Share this article

print logo


Canadians and Americans renewed their interest in cross-border shopping in August according to a report issued by Statistics Canada.

The federal agency which tracks international travel trends reported a 1.5 percent increase in same-day trips to the U.S. by Canadians in August compared with July.

The number of quick car excursions south of the border had slipped for the three previous months, after remaining fairly stable since early 1994. A seasonally adjusted total of 3 million same-day trips were recorded in August, still well below the all-time high of 5.4 million crossings in November 1991.

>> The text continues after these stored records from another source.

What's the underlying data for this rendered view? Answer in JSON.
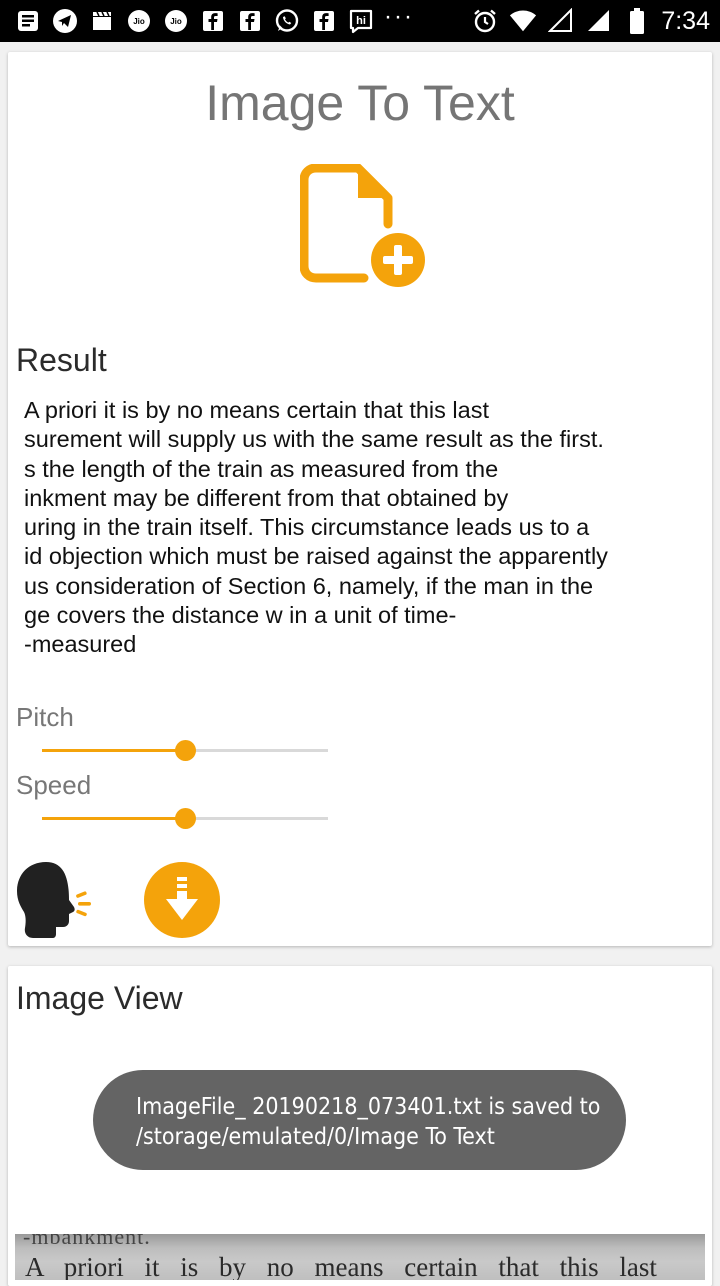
{
  "status_bar": {
    "time": "7:34",
    "overflow_dots": "···",
    "left_icons": [
      "news-icon",
      "telegram-icon",
      "clapper-icon",
      "jio-icon",
      "jio-icon",
      "facebook-icon",
      "facebook-icon",
      "whatsapp-icon",
      "facebook-icon",
      "hike-icon"
    ],
    "right_icons": [
      "alarm-icon",
      "wifi-icon",
      "signal-empty-icon",
      "signal-icon",
      "battery-icon"
    ]
  },
  "main_card": {
    "title": "Image To Text",
    "add_file_icon": "file-add-icon",
    "result_heading": "Result",
    "result_text": "A priori it is by no means certain that this last\nsurement will supply us with the same result as the first.\ns the length of the train as measured from the\ninkment may be different from that obtained by\nuring in the train itself. This circumstance leads us to a\nid objection which must be raised against the apparently\nus consideration of Section 6, namely, if the man in the\nge covers the distance w in a unit of time-\n-measured",
    "pitch_label": "Pitch",
    "pitch_value": 0.5,
    "speed_label": "Speed",
    "speed_value": 0.5,
    "speak_icon": "speaking-head-icon",
    "download_icon": "download-icon"
  },
  "image_card": {
    "heading": "Image View",
    "photo_top_text": "-mbankment.",
    "photo_text": "A priori it is by no means certain that this last"
  },
  "toast": {
    "line1": "ImageFile_ 20190218_073401.txt is saved to",
    "line2": "/storage/emulated/0/Image To Text"
  },
  "colors": {
    "accent": "#f4a30b",
    "title_gray": "#757575",
    "toast_bg": "#646464"
  }
}
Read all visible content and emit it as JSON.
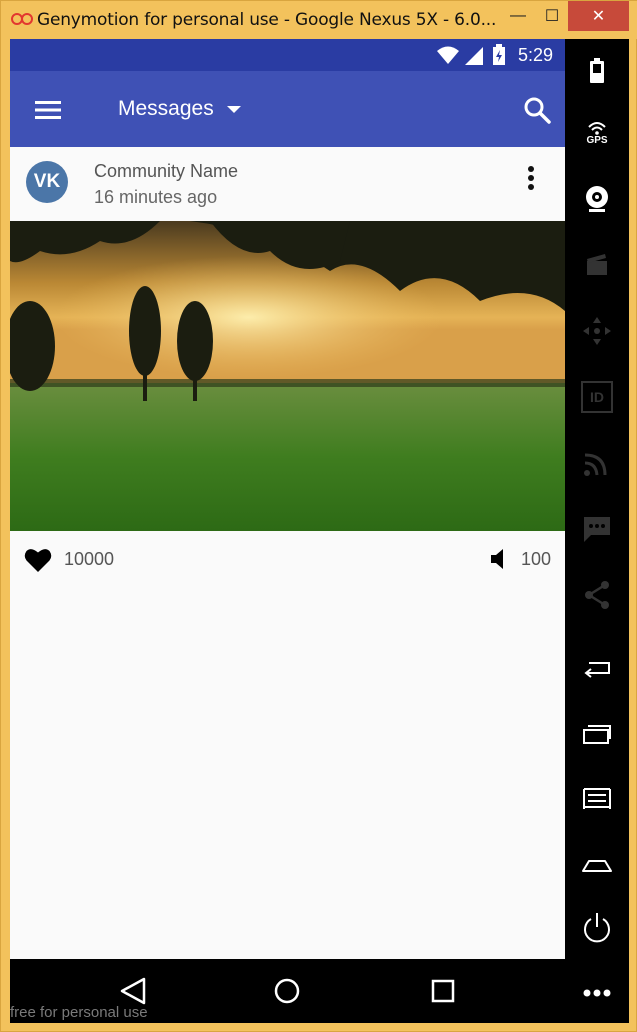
{
  "window": {
    "title": "Genymotion for personal use - Google Nexus 5X - 6.0...",
    "controls": {
      "minimize": "—",
      "maximize": "☐",
      "close": "✕"
    }
  },
  "status_bar": {
    "time": "5:29"
  },
  "toolbar": {
    "title": "Messages"
  },
  "post": {
    "community_name": "Community Name",
    "time_ago": "16 minutes ago",
    "avatar_text": "VK",
    "likes": "10000",
    "audio_count": "100"
  },
  "sidebar": {
    "gps_label": "GPS",
    "id_label": "ID"
  },
  "watermark": "free for personal use",
  "colors": {
    "statusbar": "#2a3ca3",
    "toolbar": "#3f51b5",
    "frame": "#f3c25c",
    "close": "#c74a3a"
  }
}
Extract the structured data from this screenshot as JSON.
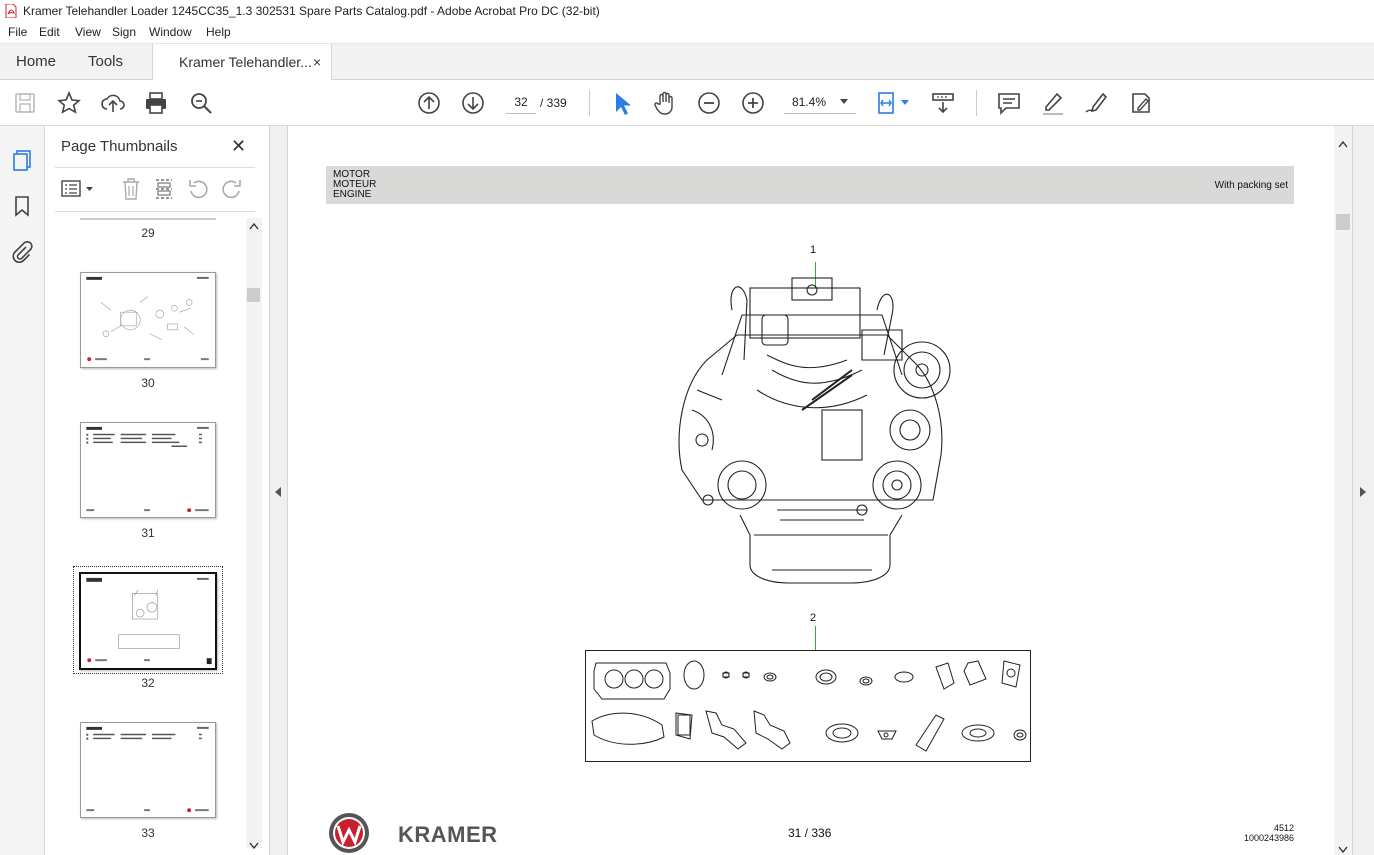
{
  "window": {
    "title": "Kramer Telehandler Loader 1245CC35_1.3 302531 Spare Parts Catalog.pdf - Adobe Acrobat Pro DC (32-bit)"
  },
  "menu": [
    "File",
    "Edit",
    "View",
    "Sign",
    "Window",
    "Help"
  ],
  "tabs": {
    "home": "Home",
    "tools": "Tools",
    "document": "Kramer Telehandler...",
    "close": "×"
  },
  "toolbar": {
    "page_current": "32",
    "page_total": "/  339",
    "zoom": "81.4%"
  },
  "thumbnails_panel": {
    "title": "Page Thumbnails",
    "close": "✕",
    "pages": [
      "29",
      "30",
      "31",
      "32",
      "33"
    ],
    "selected": "32"
  },
  "document": {
    "header_lines": [
      "MOTOR",
      "MOTEUR",
      "ENGINE"
    ],
    "header_right": "With packing set",
    "callouts": [
      "1",
      "2"
    ],
    "footer_brand": "KRAMER",
    "footer_page": "31 / 336",
    "footer_code_1": "4512",
    "footer_code_2": "1000243986"
  },
  "colors": {
    "accent_blue": "#2b7de1",
    "leader_green": "#2fae3a",
    "header_gray": "#d9d9d8",
    "kramer_red": "#c8202f"
  }
}
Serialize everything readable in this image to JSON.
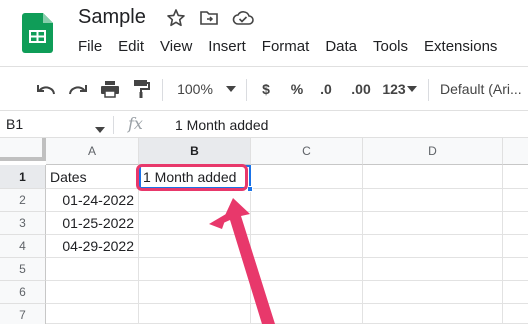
{
  "app": {
    "title": "Sample",
    "icons": [
      "sheets-logo",
      "star-icon",
      "move-to-folder-icon",
      "cloud-saved-icon"
    ],
    "colors": {
      "brand": "#0f9d58",
      "selection": "#1a73e8",
      "annotation": "#e8386b"
    }
  },
  "menu": [
    "File",
    "Edit",
    "View",
    "Insert",
    "Format",
    "Data",
    "Tools",
    "Extensions"
  ],
  "toolbar": {
    "zoom": "100%",
    "currency": "$",
    "percent": "%",
    "decrease_decimal": ".0",
    "increase_decimal": ".00",
    "number_format": "123",
    "font": "Default (Ari..."
  },
  "formula_bar": {
    "cell_ref": "B1",
    "fx": "fx",
    "value": "1 Month added"
  },
  "grid": {
    "columns": [
      "A",
      "B",
      "C",
      "D"
    ],
    "selected_column": "B",
    "rows": [
      {
        "num": "1",
        "a": "Dates",
        "b": "1 Month added"
      },
      {
        "num": "2",
        "a": "01-24-2022",
        "b": ""
      },
      {
        "num": "3",
        "a": "01-25-2022",
        "b": ""
      },
      {
        "num": "4",
        "a": "04-29-2022",
        "b": ""
      },
      {
        "num": "5",
        "a": "",
        "b": ""
      },
      {
        "num": "6",
        "a": "",
        "b": ""
      },
      {
        "num": "7",
        "a": "",
        "b": ""
      }
    ],
    "selected_row": "1"
  }
}
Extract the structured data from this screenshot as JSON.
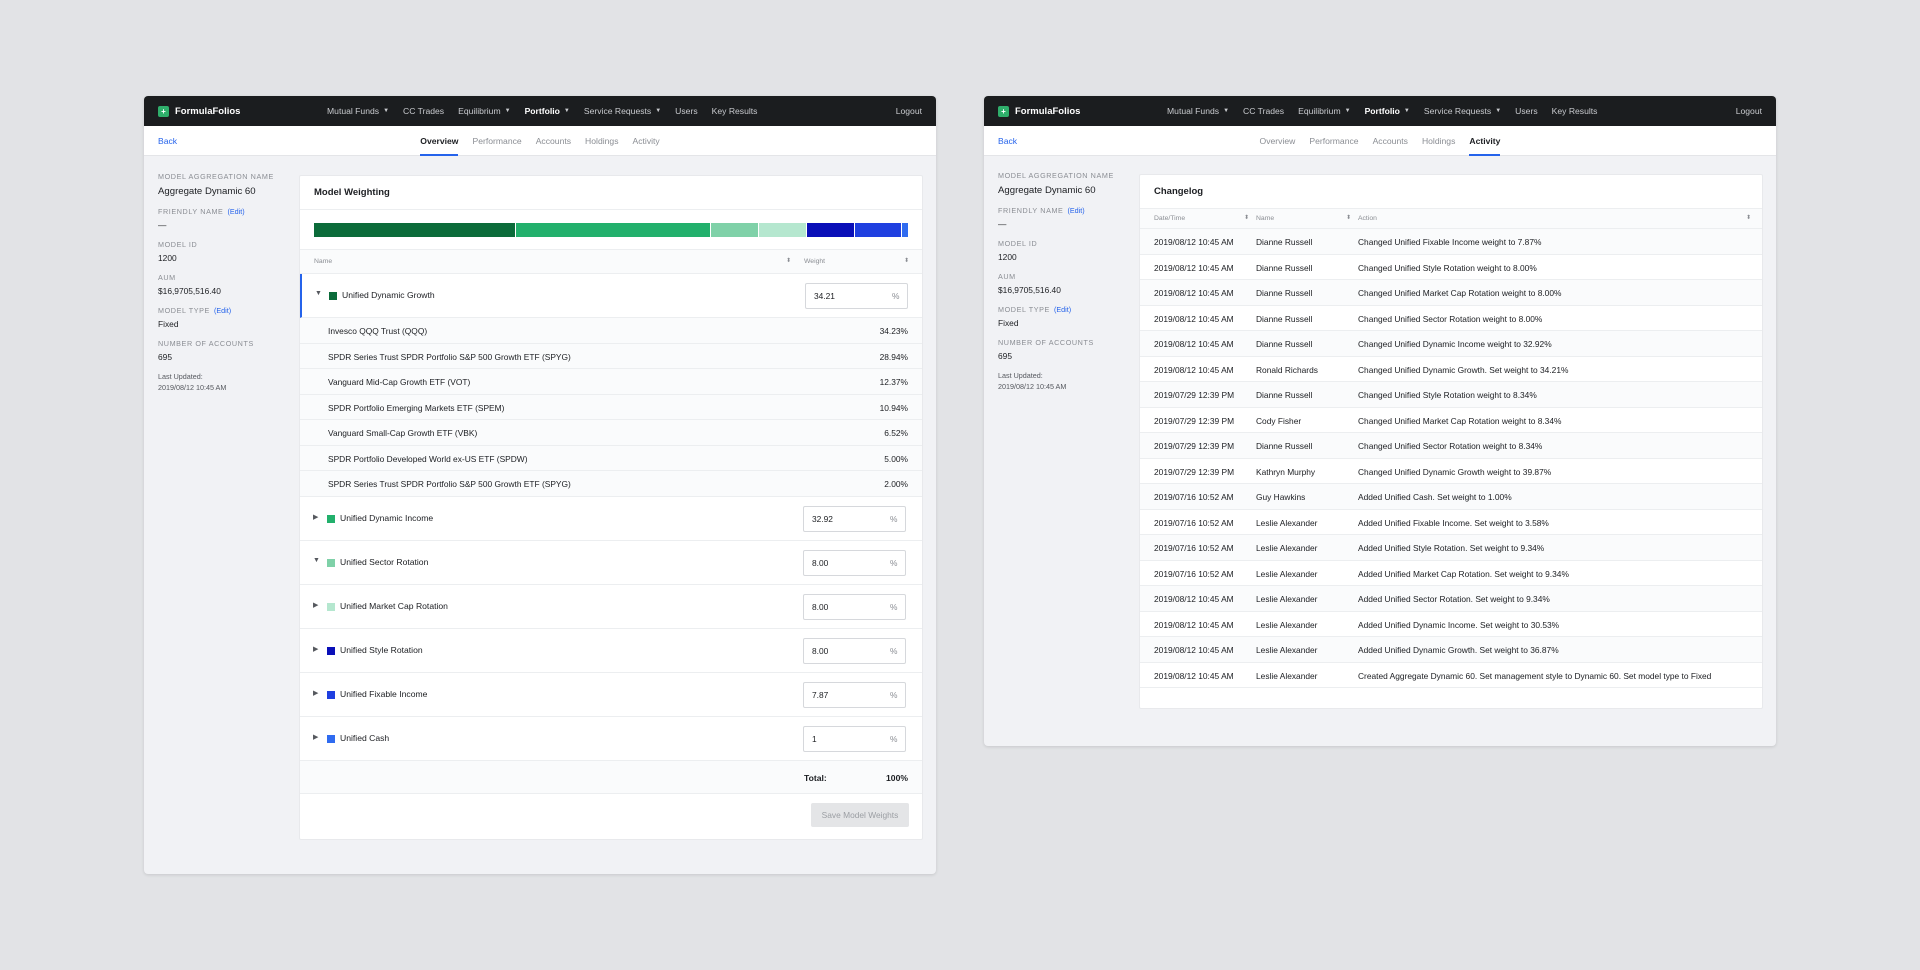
{
  "brand": "FormulaFolios",
  "brand_icon": "plus-icon",
  "nav": [
    {
      "label": "Mutual Funds",
      "caret": true
    },
    {
      "label": "CC Trades",
      "caret": false
    },
    {
      "label": "Equilibrium",
      "caret": true
    },
    {
      "label": "Portfolio",
      "caret": true
    },
    {
      "label": "Service Requests",
      "caret": true
    },
    {
      "label": "Users",
      "caret": false
    },
    {
      "label": "Key Results",
      "caret": false
    }
  ],
  "logout": "Logout",
  "back": "Back",
  "tabs": [
    "Overview",
    "Performance",
    "Accounts",
    "Holdings",
    "Activity"
  ],
  "sidebar": {
    "aggregation_label": "MODEL AGGREGATION NAME",
    "aggregation_value": "Aggregate Dynamic 60",
    "friendly_label": "FRIENDLY NAME",
    "friendly_edit": "(Edit)",
    "friendly_value": "—",
    "model_id_label": "MODEL ID",
    "model_id_value": "1200",
    "aum_label": "AUM",
    "aum_value": "$16,9705,516.40",
    "model_type_label": "MODEL TYPE",
    "model_type_edit": "(Edit)",
    "model_type_value": "Fixed",
    "accounts_label": "NUMBER OF ACCOUNTS",
    "accounts_value": "695",
    "updated_label": "Last Updated:",
    "updated_value": "2019/08/12 10:45 AM"
  },
  "left": {
    "active_tab": "Overview",
    "card_title": "Model Weighting",
    "col_name": "Name",
    "col_weight": "Weight",
    "weight_bar": [
      {
        "value": 34.21,
        "color": "#0b6b3a"
      },
      {
        "value": 32.92,
        "color": "#22b06c"
      },
      {
        "value": 8.0,
        "color": "#7fd1a8"
      },
      {
        "value": 8.0,
        "color": "#b5e7cf"
      },
      {
        "value": 8.0,
        "color": "#0a0fb8"
      },
      {
        "value": 7.87,
        "color": "#1f3fe0"
      },
      {
        "value": 1.0,
        "color": "#2f6bf0"
      }
    ],
    "groups": [
      {
        "name": "Unified Dynamic Growth",
        "weight": "34.21",
        "color": "#0b6b3a",
        "toggle": "▼",
        "expanded": true,
        "holdings": [
          {
            "name": "Invesco QQQ Trust (QQQ)",
            "weight": "34.23%"
          },
          {
            "name": "SPDR Series Trust SPDR Portfolio S&P 500 Growth ETF (SPYG)",
            "weight": "28.94%"
          },
          {
            "name": "Vanguard Mid-Cap Growth ETF (VOT)",
            "weight": "12.37%"
          },
          {
            "name": "SPDR Portfolio Emerging Markets ETF (SPEM)",
            "weight": "10.94%"
          },
          {
            "name": "Vanguard Small-Cap Growth ETF (VBK)",
            "weight": "6.52%"
          },
          {
            "name": "SPDR Portfolio Developed World ex-US ETF (SPDW)",
            "weight": "5.00%"
          },
          {
            "name": "SPDR Series Trust SPDR Portfolio S&P 500 Growth ETF (SPYG)",
            "weight": "2.00%"
          }
        ]
      },
      {
        "name": "Unified Dynamic Income",
        "weight": "32.92",
        "color": "#22b06c",
        "toggle": "▶",
        "expanded": false,
        "holdings": []
      },
      {
        "name": "Unified Sector Rotation",
        "weight": "8.00",
        "color": "#7fd1a8",
        "toggle": "▼",
        "expanded": false,
        "holdings": []
      },
      {
        "name": "Unified Market Cap Rotation",
        "weight": "8.00",
        "color": "#b5e7cf",
        "toggle": "▶",
        "expanded": false,
        "holdings": []
      },
      {
        "name": "Unified Style Rotation",
        "weight": "8.00",
        "color": "#0a0fb8",
        "toggle": "▶",
        "expanded": false,
        "holdings": []
      },
      {
        "name": "Unified Fixable Income",
        "weight": "7.87",
        "color": "#1f3fe0",
        "toggle": "▶",
        "expanded": false,
        "holdings": []
      },
      {
        "name": "Unified Cash",
        "weight": "1",
        "color": "#2f6bf0",
        "toggle": "▶",
        "expanded": false,
        "holdings": []
      }
    ],
    "pct_symbol": "%",
    "total_label": "Total:",
    "total_value": "100%",
    "save_label": "Save Model Weights"
  },
  "right": {
    "active_tab": "Activity",
    "card_title": "Changelog",
    "col_date": "Date/Time",
    "col_name": "Name",
    "col_action": "Action",
    "rows": [
      {
        "date": "2019/08/12 10:45 AM",
        "name": "Dianne Russell",
        "action": "Changed Unified Fixable Income weight to 7.87%"
      },
      {
        "date": "2019/08/12 10:45 AM",
        "name": "Dianne Russell",
        "action": "Changed Unified Style Rotation weight to 8.00%"
      },
      {
        "date": "2019/08/12 10:45 AM",
        "name": "Dianne Russell",
        "action": "Changed Unified Market Cap Rotation weight to 8.00%"
      },
      {
        "date": "2019/08/12 10:45 AM",
        "name": "Dianne Russell",
        "action": "Changed Unified Sector Rotation weight to 8.00%"
      },
      {
        "date": "2019/08/12 10:45 AM",
        "name": "Dianne Russell",
        "action": "Changed Unified Dynamic Income weight to 32.92%"
      },
      {
        "date": "2019/08/12 10:45 AM",
        "name": "Ronald Richards",
        "action": "Changed Unified Dynamic Growth. Set weight to 34.21%"
      },
      {
        "date": "2019/07/29 12:39 PM",
        "name": "Dianne Russell",
        "action": "Changed Unified Style Rotation weight to 8.34%"
      },
      {
        "date": "2019/07/29 12:39 PM",
        "name": "Cody Fisher",
        "action": "Changed Unified Market Cap Rotation weight to 8.34%"
      },
      {
        "date": "2019/07/29 12:39 PM",
        "name": "Dianne Russell",
        "action": "Changed Unified Sector Rotation weight to 8.34%"
      },
      {
        "date": "2019/07/29 12:39 PM",
        "name": "Kathryn Murphy",
        "action": "Changed Unified Dynamic Growth weight to 39.87%"
      },
      {
        "date": "2019/07/16 10:52 AM",
        "name": "Guy Hawkins",
        "action": "Added Unified Cash. Set weight to 1.00%"
      },
      {
        "date": "2019/07/16 10:52 AM",
        "name": "Leslie Alexander",
        "action": "Added Unified Fixable Income. Set weight to 3.58%"
      },
      {
        "date": "2019/07/16 10:52 AM",
        "name": "Leslie Alexander",
        "action": "Added Unified Style Rotation. Set weight to 9.34%"
      },
      {
        "date": "2019/07/16 10:52 AM",
        "name": "Leslie Alexander",
        "action": "Added Unified Market Cap Rotation. Set weight to 9.34%"
      },
      {
        "date": "2019/08/12 10:45 AM",
        "name": "Leslie Alexander",
        "action": "Added Unified Sector Rotation. Set weight to 9.34%"
      },
      {
        "date": "2019/08/12 10:45 AM",
        "name": "Leslie Alexander",
        "action": "Added Unified Dynamic Income. Set weight to 30.53%"
      },
      {
        "date": "2019/08/12 10:45 AM",
        "name": "Leslie Alexander",
        "action": "Added Unified Dynamic Growth. Set weight to 36.87%"
      },
      {
        "date": "2019/08/12 10:45 AM",
        "name": "Leslie Alexander",
        "action": "Created Aggregate Dynamic 60. Set management style to Dynamic 60. Set model type to Fixed"
      }
    ]
  }
}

Meanwhile, the slide in the number of same-day car trips to Canada by Americans, which has followed February's peak of 2 million visits, came to a halt. That category of travel showed a modest four-tenths of one percent rise to 1.9 million trips.

Americans also increased the number of trips involving overnight travel to Canada in August by 1.8 percent from July. Canada has experienced a steady climb in foreign overnight guests, dating back to mid-1992. Some 1.5 million foreigners spent at least one night in Canada in August, with Americans accounting for 1.1 million of those stays.

Locally, raw travel numbers, which have not been adjusted to account for the wide swings in seasonal travel, showed a 1.3 percent increase in day trips by Americans to Canada, compared to August 1995. A total of 998,975 same-day trips were counted this August, compared with 986,196 a year ago.

All four local international bridges showed an increase, with the greatest jump occurring at the Whirlpool Bridge, up 6.4 percent. The Lewiston-Queenston span reported a 1.6 percent rise, with the Rainbow and Peace Bridges gaining by 1.3 percent and five-tenths of one percent, respectively.

Overall, same-day travel by Canadians to the U.S. fell by six-tenths of 1 percent to a total of 544,064 trips across the four local bridges. While the Lewiston-Queenston Bridge saw a jump of 8.2 percent, the other three bridges all experienced declines.

The greatest drop was noted at the Whirlpool Bridge, down 9.7 percent, followed by the Peace Bridge, with a 5.4 percent dip. At the Rainbow Bridge the drop was slightly less than one-tenth of one percent.